Klompching Gallery is delighted to present new work by Lisa M. Robinson.
Terrestra is seven years in the making, and continues the artist’s deep-seated reverence for the natural landscape.
These outstanding new photographs follow in the footsteps of Robinson’s critically acclaimed Snowbound and Oceana series, where she began her conceptual and artistic exploration of the landscape, in relation to the ebb and flow of climatic change and man’s relationship to it.

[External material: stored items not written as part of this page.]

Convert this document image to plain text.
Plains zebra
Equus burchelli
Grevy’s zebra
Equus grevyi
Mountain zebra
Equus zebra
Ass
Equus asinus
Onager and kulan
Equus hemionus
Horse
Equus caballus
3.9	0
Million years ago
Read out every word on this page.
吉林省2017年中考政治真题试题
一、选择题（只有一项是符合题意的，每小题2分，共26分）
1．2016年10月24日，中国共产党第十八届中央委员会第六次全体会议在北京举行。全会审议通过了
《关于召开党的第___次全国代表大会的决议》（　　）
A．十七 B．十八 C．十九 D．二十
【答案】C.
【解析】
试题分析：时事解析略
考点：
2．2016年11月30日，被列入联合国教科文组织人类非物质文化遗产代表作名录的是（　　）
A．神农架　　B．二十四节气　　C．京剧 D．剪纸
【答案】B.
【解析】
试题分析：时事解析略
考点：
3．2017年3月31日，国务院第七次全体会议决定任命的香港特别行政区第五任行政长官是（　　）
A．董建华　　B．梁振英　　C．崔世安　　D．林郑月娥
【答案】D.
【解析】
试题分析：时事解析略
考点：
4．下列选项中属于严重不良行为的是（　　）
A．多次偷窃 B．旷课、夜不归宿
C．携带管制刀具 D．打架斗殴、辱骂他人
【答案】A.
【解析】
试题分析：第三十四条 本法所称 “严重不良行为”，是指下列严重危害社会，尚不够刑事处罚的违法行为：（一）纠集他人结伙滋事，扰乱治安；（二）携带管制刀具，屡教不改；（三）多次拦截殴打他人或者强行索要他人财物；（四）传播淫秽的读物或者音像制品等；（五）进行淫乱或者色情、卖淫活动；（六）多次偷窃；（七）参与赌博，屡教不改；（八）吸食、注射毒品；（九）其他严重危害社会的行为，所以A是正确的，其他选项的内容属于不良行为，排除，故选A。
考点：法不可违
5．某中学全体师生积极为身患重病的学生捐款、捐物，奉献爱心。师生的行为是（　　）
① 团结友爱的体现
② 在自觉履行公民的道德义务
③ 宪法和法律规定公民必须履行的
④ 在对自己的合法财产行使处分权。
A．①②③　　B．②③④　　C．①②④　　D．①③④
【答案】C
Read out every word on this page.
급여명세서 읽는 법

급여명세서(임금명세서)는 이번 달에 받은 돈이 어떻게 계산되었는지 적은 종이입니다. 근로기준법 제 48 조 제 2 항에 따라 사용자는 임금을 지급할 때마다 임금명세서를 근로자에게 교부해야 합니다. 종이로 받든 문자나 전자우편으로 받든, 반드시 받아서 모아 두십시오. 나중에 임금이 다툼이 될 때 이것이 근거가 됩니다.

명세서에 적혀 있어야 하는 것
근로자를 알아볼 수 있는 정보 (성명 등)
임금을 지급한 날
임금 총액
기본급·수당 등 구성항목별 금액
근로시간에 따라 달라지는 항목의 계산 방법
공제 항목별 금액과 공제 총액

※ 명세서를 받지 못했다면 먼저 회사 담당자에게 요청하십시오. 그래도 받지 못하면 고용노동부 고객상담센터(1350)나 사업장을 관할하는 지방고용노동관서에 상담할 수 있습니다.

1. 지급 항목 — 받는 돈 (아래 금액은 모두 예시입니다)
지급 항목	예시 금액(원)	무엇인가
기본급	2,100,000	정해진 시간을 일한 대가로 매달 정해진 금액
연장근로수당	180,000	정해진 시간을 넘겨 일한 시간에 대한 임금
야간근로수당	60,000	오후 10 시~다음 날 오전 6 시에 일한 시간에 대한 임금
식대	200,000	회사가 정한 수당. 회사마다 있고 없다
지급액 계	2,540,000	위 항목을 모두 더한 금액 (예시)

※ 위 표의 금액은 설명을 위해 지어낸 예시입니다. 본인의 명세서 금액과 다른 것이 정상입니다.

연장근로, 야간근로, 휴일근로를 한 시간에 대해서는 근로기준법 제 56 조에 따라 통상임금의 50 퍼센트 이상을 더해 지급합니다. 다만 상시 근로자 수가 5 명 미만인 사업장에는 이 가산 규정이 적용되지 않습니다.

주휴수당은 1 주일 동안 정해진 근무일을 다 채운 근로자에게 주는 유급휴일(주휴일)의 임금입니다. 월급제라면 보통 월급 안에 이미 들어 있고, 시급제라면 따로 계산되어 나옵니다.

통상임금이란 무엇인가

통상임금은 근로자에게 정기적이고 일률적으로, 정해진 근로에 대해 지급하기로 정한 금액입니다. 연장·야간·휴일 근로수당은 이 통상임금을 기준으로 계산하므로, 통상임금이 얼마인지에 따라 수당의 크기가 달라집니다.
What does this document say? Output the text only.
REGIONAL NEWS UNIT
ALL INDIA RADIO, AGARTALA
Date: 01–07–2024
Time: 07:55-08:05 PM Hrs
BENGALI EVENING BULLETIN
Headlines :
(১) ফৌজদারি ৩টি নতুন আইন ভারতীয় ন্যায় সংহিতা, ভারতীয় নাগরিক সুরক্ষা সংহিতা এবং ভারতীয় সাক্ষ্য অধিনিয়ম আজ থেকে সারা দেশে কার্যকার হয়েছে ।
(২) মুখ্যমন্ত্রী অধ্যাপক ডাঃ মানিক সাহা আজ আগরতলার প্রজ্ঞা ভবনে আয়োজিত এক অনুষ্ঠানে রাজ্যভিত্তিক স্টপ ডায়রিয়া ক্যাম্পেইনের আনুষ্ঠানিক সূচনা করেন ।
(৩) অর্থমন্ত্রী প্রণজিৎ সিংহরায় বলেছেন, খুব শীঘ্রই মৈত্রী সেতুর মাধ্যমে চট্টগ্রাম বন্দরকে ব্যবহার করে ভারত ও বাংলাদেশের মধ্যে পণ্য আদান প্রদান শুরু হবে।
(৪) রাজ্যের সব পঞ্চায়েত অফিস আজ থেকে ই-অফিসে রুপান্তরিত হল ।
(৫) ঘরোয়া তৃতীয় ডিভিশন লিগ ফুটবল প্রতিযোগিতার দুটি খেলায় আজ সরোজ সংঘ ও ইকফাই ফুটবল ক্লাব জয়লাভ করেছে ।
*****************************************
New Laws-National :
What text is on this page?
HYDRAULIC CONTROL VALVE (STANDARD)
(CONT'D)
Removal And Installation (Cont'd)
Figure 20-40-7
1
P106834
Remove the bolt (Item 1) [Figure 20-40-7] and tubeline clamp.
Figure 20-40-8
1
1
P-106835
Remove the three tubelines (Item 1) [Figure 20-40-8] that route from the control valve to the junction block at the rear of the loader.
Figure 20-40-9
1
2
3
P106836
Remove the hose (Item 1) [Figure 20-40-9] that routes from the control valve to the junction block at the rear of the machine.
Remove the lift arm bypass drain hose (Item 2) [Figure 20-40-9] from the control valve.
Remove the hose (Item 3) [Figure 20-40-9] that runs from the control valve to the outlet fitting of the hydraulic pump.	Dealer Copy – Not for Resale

For Robinson, “there is a subtle tension between what is present, and what cannot be seen or touched.” She likens this on a micro level to the human body—organs, cells, atoms—and on a macro level to the cosmos. Clearly, Terrestra is a highly personal project, one in which the artist conveys the presence of the past in geological formations; that speak to her of the constant flux of life cycles, and point also to the alchemical aspects of the land.
The exhibition features nine large-scale color photographs, depicting geological specimens in varying forms of abstraction, as well as pulled-back views of desert landscapes, marked by the traces of millennia-old evidence of vast seas and the movement of water. Terrestra’s release is timely, coinciding with renewed concern and debate about the fragility of our natural habitat.
Lisa M. Robinson (b. 1968) graduated cum laude from Columbia University and received her MFA in Photography from the Savannah College of Art and Design. Her photographs have been exhibited across the US and internationally. Robinson's first monograph, Snowbound, was published by Kehrer Verlag in 2007. Collections holding her work include the San Francisco Museum of Modern Art, Portland Art Museum, Nevada Museum of Art, Ogden Museum of Art and the Museum of Fine Art, Houston. Lisa M. Robinson lives and works in Tucson, Arizona.